Is linux binary universal to all kinds of distributions?
I happen to install model sim VHDL simulator on Linux. The manual says it only supports RedHat or Suse, but I just tried to install it on Ubuntu. And, I could install it without any problem.
- Is linux binary universal to all kinds of distribution? I mean, if I make a program on distrubution A, can I be sure it will run on any linux?
- Why most of the commercial program vendor says the program is running on specific distribution? (mostly Redhat and Suse, not ubuntu)
This is two questions:
Is a Linux binary universal to all distributions?
It depends:
- If the program is using nothing outside the Linux kernel, it will be universal except for the 32- or 64-bit question. A Linux "hello world" (a minimalistic program that just prints "hello world" to a terminal window) could probably be independent of the distribution.
- If the program is using any non-kernel library or service (which is most of Linux, the kernel is fairly small), there are differences in which libraries are included, which versions these libraries are and where they are located. So in this (most common) case distributions are not equal.
Why do many commercial programs say that they only work on one or a few distributions?
Because there is a very large number of Linux distributions, and nobody wants to test their program on all of them.
A commercial vendor will normally say that they support only the distributions they have tested their software on. It may or may not work on other distributions, from the vendor's perspective the point is just that you can't complain if it does not work on a distribution they don't support.
Which distributions are selected for testing depends on what the vendor expects their customers to be using. Commercial/professional programs commonly pick enterprise distributions, possibly through a reasoning similar to "people who paid for their OS are more likely to pay for our software", possibly simply by counting the distributions used by their existing customers.
See also Mark Shuttleworth (the guy that is the reason we have an Ubuntu in the first place) on binary compatibility between Ubuntu and Debian - Debian is the closest distribution relative of Ubuntu.
Both RedHat and SUSE have long enterprise Linux tradition and managed to get those packages produced and tested for them. As time passes, there will be more examples of packages that have been tested to work on Ubuntu. In fact, many such packages since last year come as tested to work with Ubuntu. As Canonical makes agreements with more vendors, there will be more Ubuntu-certified packages.

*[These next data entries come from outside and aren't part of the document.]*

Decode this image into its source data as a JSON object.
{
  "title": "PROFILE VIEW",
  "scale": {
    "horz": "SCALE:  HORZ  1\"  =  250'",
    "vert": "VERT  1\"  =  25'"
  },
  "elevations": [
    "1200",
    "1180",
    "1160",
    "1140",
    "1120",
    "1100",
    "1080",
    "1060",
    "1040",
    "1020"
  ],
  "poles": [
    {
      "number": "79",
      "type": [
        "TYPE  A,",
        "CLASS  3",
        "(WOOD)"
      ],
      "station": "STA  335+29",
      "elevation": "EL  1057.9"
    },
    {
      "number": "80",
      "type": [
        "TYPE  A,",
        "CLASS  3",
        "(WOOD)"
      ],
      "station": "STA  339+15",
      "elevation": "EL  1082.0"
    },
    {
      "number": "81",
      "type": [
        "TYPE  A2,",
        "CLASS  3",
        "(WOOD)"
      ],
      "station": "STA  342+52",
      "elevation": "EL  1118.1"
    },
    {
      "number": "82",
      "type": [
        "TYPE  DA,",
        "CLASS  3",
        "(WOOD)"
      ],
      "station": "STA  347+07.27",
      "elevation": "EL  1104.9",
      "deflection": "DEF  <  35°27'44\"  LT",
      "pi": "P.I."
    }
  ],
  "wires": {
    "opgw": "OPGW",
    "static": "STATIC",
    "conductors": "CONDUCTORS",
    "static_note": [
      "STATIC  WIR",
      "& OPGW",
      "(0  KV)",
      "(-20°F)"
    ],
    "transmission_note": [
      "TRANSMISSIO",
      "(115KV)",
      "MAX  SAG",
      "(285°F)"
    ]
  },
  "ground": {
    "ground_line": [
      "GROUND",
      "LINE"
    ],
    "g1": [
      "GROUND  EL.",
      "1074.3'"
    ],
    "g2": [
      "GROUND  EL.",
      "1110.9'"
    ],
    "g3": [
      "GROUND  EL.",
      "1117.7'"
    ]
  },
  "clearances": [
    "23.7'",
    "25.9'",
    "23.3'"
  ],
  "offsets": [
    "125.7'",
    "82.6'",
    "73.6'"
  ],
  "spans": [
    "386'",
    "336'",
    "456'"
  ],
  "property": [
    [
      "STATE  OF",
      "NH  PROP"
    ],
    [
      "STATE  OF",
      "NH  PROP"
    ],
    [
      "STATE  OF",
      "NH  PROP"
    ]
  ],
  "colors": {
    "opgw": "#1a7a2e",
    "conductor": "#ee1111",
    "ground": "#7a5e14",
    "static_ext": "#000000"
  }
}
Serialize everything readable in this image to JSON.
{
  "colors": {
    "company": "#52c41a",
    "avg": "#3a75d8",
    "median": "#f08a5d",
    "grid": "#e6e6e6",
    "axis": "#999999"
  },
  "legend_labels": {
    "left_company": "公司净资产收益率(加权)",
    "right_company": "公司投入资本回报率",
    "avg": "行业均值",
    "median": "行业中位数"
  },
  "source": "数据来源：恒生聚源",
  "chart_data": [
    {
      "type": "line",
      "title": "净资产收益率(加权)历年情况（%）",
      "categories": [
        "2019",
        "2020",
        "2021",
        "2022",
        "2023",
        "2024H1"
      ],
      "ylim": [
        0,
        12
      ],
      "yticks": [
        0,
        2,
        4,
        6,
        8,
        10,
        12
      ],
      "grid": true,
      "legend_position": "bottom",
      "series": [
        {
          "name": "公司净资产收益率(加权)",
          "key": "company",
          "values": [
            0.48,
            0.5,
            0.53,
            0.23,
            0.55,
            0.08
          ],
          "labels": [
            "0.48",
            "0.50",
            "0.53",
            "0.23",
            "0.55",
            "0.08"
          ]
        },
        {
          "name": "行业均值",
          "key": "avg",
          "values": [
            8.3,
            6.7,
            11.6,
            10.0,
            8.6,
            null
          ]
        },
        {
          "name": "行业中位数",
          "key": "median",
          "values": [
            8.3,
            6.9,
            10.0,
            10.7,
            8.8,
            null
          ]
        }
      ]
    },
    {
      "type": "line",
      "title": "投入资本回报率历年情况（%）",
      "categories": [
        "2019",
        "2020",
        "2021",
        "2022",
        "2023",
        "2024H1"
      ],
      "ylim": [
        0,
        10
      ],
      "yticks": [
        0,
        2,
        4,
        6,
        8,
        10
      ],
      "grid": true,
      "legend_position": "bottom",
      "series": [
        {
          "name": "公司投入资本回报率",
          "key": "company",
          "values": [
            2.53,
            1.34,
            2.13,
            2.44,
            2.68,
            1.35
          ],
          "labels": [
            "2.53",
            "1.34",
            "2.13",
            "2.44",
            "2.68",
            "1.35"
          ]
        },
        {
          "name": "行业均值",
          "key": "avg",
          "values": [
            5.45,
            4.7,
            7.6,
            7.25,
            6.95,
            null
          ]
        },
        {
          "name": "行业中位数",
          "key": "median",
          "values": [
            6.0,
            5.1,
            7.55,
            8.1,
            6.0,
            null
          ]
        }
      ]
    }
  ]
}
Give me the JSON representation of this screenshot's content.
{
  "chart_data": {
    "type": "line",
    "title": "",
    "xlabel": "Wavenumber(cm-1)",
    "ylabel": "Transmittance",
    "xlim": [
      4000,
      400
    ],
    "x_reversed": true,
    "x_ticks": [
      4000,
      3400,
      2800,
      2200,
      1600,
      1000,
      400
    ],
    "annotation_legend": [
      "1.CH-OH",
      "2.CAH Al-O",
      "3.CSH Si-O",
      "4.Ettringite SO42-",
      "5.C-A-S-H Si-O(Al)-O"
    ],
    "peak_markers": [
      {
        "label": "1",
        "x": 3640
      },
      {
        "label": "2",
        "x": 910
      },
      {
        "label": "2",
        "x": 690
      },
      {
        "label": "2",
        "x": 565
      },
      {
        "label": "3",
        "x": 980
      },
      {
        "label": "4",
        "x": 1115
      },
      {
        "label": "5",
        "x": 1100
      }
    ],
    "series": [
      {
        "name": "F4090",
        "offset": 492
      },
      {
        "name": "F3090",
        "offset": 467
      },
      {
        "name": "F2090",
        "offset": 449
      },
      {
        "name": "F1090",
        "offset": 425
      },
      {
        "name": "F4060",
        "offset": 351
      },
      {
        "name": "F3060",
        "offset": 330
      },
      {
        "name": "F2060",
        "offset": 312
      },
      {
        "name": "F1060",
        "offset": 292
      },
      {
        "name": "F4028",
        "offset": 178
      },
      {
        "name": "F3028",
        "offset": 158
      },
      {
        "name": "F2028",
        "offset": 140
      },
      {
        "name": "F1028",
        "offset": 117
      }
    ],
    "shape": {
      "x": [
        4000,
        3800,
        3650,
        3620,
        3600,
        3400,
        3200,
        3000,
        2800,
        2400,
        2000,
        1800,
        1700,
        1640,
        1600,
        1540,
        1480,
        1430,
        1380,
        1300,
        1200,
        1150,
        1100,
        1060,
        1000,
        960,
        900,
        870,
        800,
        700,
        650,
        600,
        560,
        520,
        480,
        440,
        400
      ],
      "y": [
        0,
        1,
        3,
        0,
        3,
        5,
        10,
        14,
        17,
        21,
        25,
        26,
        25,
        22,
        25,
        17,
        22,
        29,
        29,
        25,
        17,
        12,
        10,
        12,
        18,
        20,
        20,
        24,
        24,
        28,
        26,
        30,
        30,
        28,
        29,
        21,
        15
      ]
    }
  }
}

For your first question: If you want to make a program that runs on all distributions, create a static (compared to dynamic) executable. A statically-linked
executable does not depend on the system libraries, therefore can work between distributions, as long as the architecture (such as Intel/AMD) is the same.
Here is a program,
int main(void)
{
printf("Hello, World!\n");
return 0;
}
Let's compile as normal,
$ gcc helloworld.c -o helloworld
$ ./helloworld
Hello, World!
$ ldd helloworld
libc.so.6 => /lib/libc.so.6 (0x00007f3cc3481000)
...
$
$ gcc helloworld.c -static -o helloworld_static
$ ./helloworld
Hello, World!
$ ldd helloworld_static
not a dynamic executable
$
So, what can you do with that VHDL program? Get the .rpm file and convert it to .deb using alien. Then, install. If it worked, you are ok. If it does not work, use ldd
to figure out which library file is missing. On the worst case scenario, create a virtual machine for those other Linux distributions and run the program there.
I second j-g-faustus' reply, but, you also need to be careful about the package format. Even if the executables themselves are portable and all necessary libraries are present, different distros put files in different places and use different tools to manage installed packages.If the vendor packages their product as an RPM package, you will have to use a package like 'alien' to convert and install it under a DEB based distribution like Ubuntu.
If they distribute their software as source code, then you may also be able to compile it yourself, at which point the executable will be tailored for your specific system (but the ubuntu package manager won't know about it).